Central to this approach is the building’s active courtyard that features a bocce ball court, fitness and yoga lawn, a fire pit and a social deck. The courtyard’s robust wi-fi and flexible seating options allow workers to step outside and enjoy the fresh air while hosting meetings or performing individual work.
Men’s and women’s locker rooms with showers and changing areas encourage office occupants to take full advantage of the fitness center that opens onto the courtyard. On-site bike storage and proximity to a light rail station encourage occupants to commute to the office via public and active transportation. The project recently earned LEED v4 Gold certification.
Stanford University’s new Center for Academic Medicine takes advantage of Palo Alto’s mild climate to place 20% of the programming outdoors. Inspired by the coast live oak, a native California tree that houses multiple environments, the team designed the building using biophilic and passive design strategies.

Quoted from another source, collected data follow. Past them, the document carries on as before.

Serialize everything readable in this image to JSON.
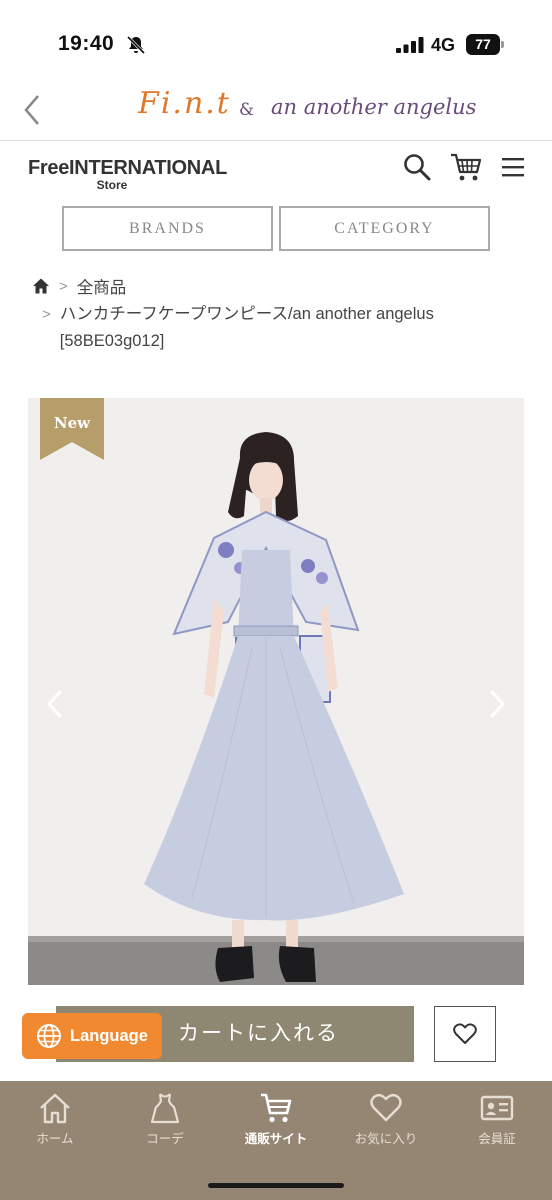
{
  "status_bar": {
    "time": "19:40",
    "network": "4G",
    "battery": "77"
  },
  "app_header": {
    "brand_left": "Fi.n.t",
    "brand_amp": "&",
    "brand_right": "an another angelus"
  },
  "store": {
    "logo_main": "FreeINTERNATIONAL",
    "logo_sub": "Store"
  },
  "nav": {
    "brands_label": "BRANDS",
    "category_label": "CATEGORY"
  },
  "breadcrumb": {
    "all_products": "全商品",
    "product_title": "ハンカチーフケープワンピース/an another angelus [58BE03g012]"
  },
  "product": {
    "badge": "New"
  },
  "actions": {
    "language_label": "Language",
    "cart_label": "カートに入れる"
  },
  "tab_bar": {
    "tabs": [
      {
        "label": "ホーム",
        "icon": "home-icon"
      },
      {
        "label": "コーデ",
        "icon": "dress-icon"
      },
      {
        "label": "通販サイト",
        "icon": "cart-icon"
      },
      {
        "label": "お気に入り",
        "icon": "heart-icon"
      },
      {
        "label": "会員証",
        "icon": "member-card-icon"
      }
    ],
    "active_index": 2
  },
  "colors": {
    "cart_button": "#8e8872",
    "language_button": "#f0892f",
    "tab_bar": "#958673",
    "badge_gold": "#b59e6a",
    "brand_orange": "#e0772a",
    "brand_purple": "#6a4a7a"
  }
}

Located next to a nature area, the building offers medical staff expansive views of the surrounding greenery. Porches, balconies, sky bridges and covered walkways extend from the building to create a treehouse sensation. These outdoor spaces have proven so popular that they are now available for reservation via the building’s booking system.

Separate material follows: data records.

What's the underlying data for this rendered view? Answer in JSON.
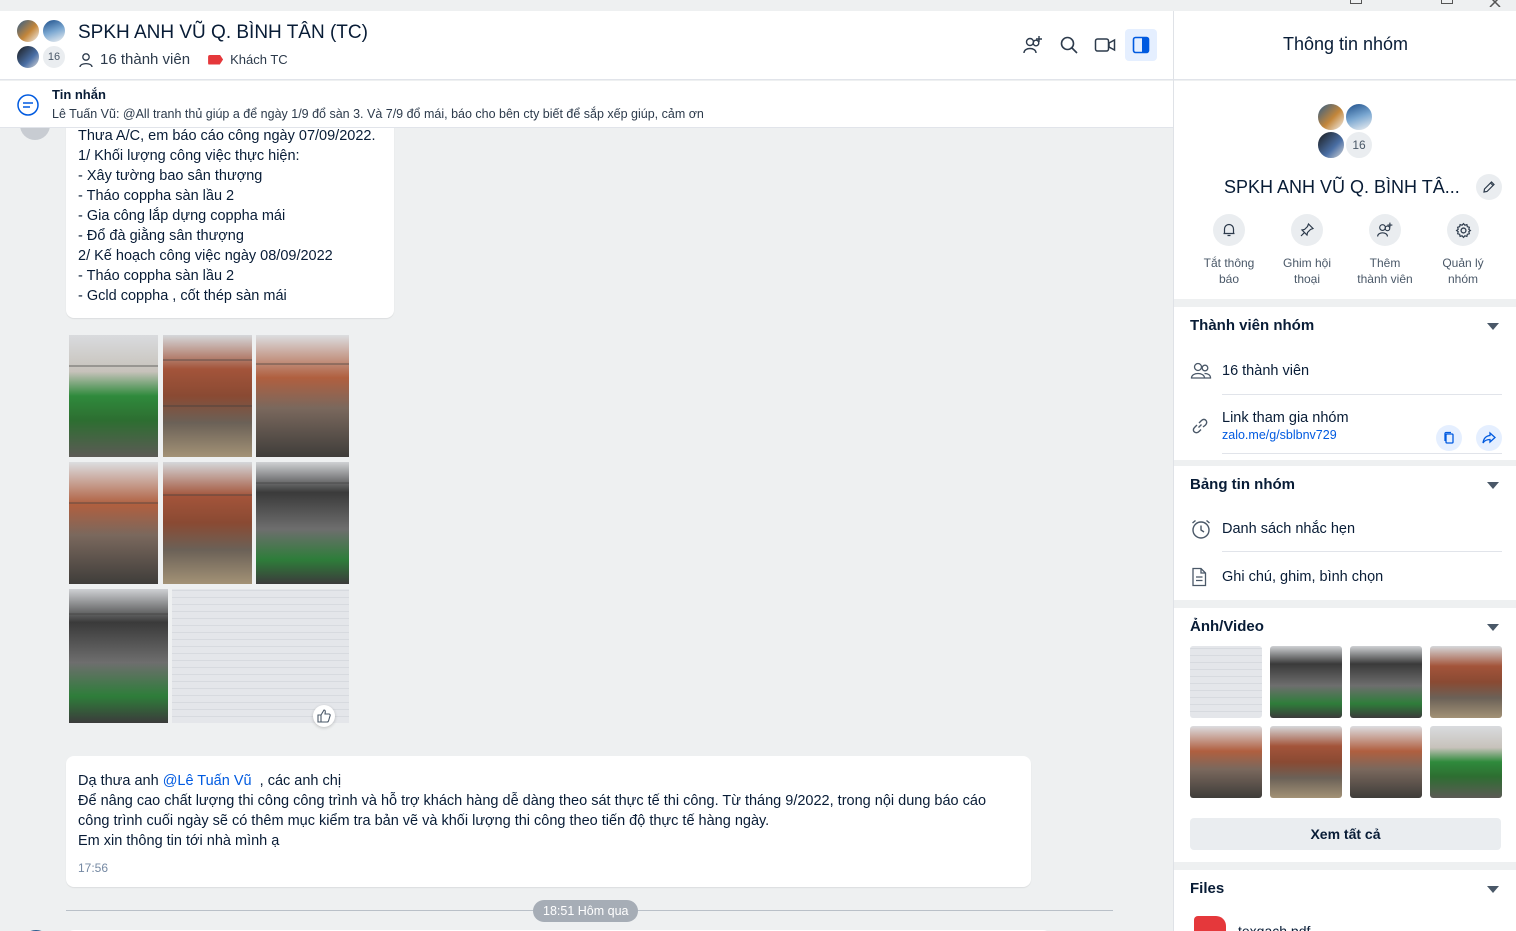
{
  "chat": {
    "title": "SPKH ANH VŨ Q. BÌNH TÂN (TC)",
    "member_count_badge": "16",
    "members_label": "16 thành viên",
    "tag_label": "Khách TC"
  },
  "pinned": {
    "title": "Tin nhắn",
    "text": "Lê Tuấn Vũ: @All  tranh thủ giúp a để ngày 1/9 đổ sàn 3. Và 7/9 đổ mái, báo cho bên cty biết để sắp xếp giúp, cảm ơn"
  },
  "messages": {
    "report_lines": [
      "Thưa A/C, em báo cáo công ngày 07/09/2022.",
      "1/ Khối lượng công việc thực hiện:",
      "- Xây tường bao sân thượng",
      "- Tháo coppha sàn lầu 2",
      "- Gia công lắp dựng coppha mái",
      "- Đổ đà giằng sân thượng",
      "2/ Kế hoạch công việc ngày 08/09/2022",
      "- Tháo coppha sàn lầu 2",
      "- Gcld coppha , cốt thép sàn mái"
    ],
    "reply": {
      "prefix": "Dạ thưa anh ",
      "mention": "@Lê Tuấn Vũ",
      "suffix": "  , các anh chị",
      "line2": "Để nâng cao chất lượng thi công công trình và hỗ trợ khách hàng dễ dàng theo sát thực tế thi công. Từ tháng 9/2022, trong nội dung báo cáo",
      "line3": "công trình cuối ngày sẽ có thêm mục kiểm tra bản vẽ và khối lượng thi công theo tiến độ thực tế hàng ngày.",
      "line4": "Em xin thông tin tới nhà mình ạ",
      "time": "17:56"
    },
    "time_divider": "18:51 Hôm qua"
  },
  "panel": {
    "title": "Thông tin nhóm",
    "member_badge": "16",
    "group_name": "SPKH ANH VŨ Q. BÌNH TÂ...",
    "actions": [
      {
        "line1": "Tắt thông",
        "line2": "báo",
        "icon": "bell-icon"
      },
      {
        "line1": "Ghim hội",
        "line2": "thoại",
        "icon": "pin-icon"
      },
      {
        "line1": "Thêm",
        "line2": "thành viên",
        "icon": "add-member-icon"
      },
      {
        "line1": "Quản lý",
        "line2": "nhóm",
        "icon": "gear-icon"
      }
    ],
    "members_section": {
      "title": "Thành viên nhóm",
      "members": "16 thành viên",
      "link_label": "Link tham gia nhóm",
      "link_url": "zalo.me/g/sblbnv729"
    },
    "board_section": {
      "title": "Bảng tin nhóm",
      "reminders": "Danh sách nhắc hẹn",
      "notes": "Ghi chú, ghim, bình chọn"
    },
    "media_section": {
      "title": "Ảnh/Video",
      "see_all": "Xem tất cả"
    },
    "files_section": {
      "title": "Files",
      "file_name": "texgach.pdf"
    }
  },
  "colors": {
    "accent": "#005ae0",
    "background": "#eef0f1",
    "tag_red": "#e5383b"
  }
}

In addition to connecting people to nature, the building features a variety of work settings to accommodate employees across the neurodiversity spectrum and an on-site fitness center and restaurant-style café to provide staff with healthy exercise and dining options.
Creating and implementing new sustainability processes takes time, but we hope the strategies and projects shared here demonstrate it’s worth doing. One last piece of advice: Don’t feel you need everything mapped out to begin. Think of one or two ways to improve the health and wellness of your next project, document the process and build from there.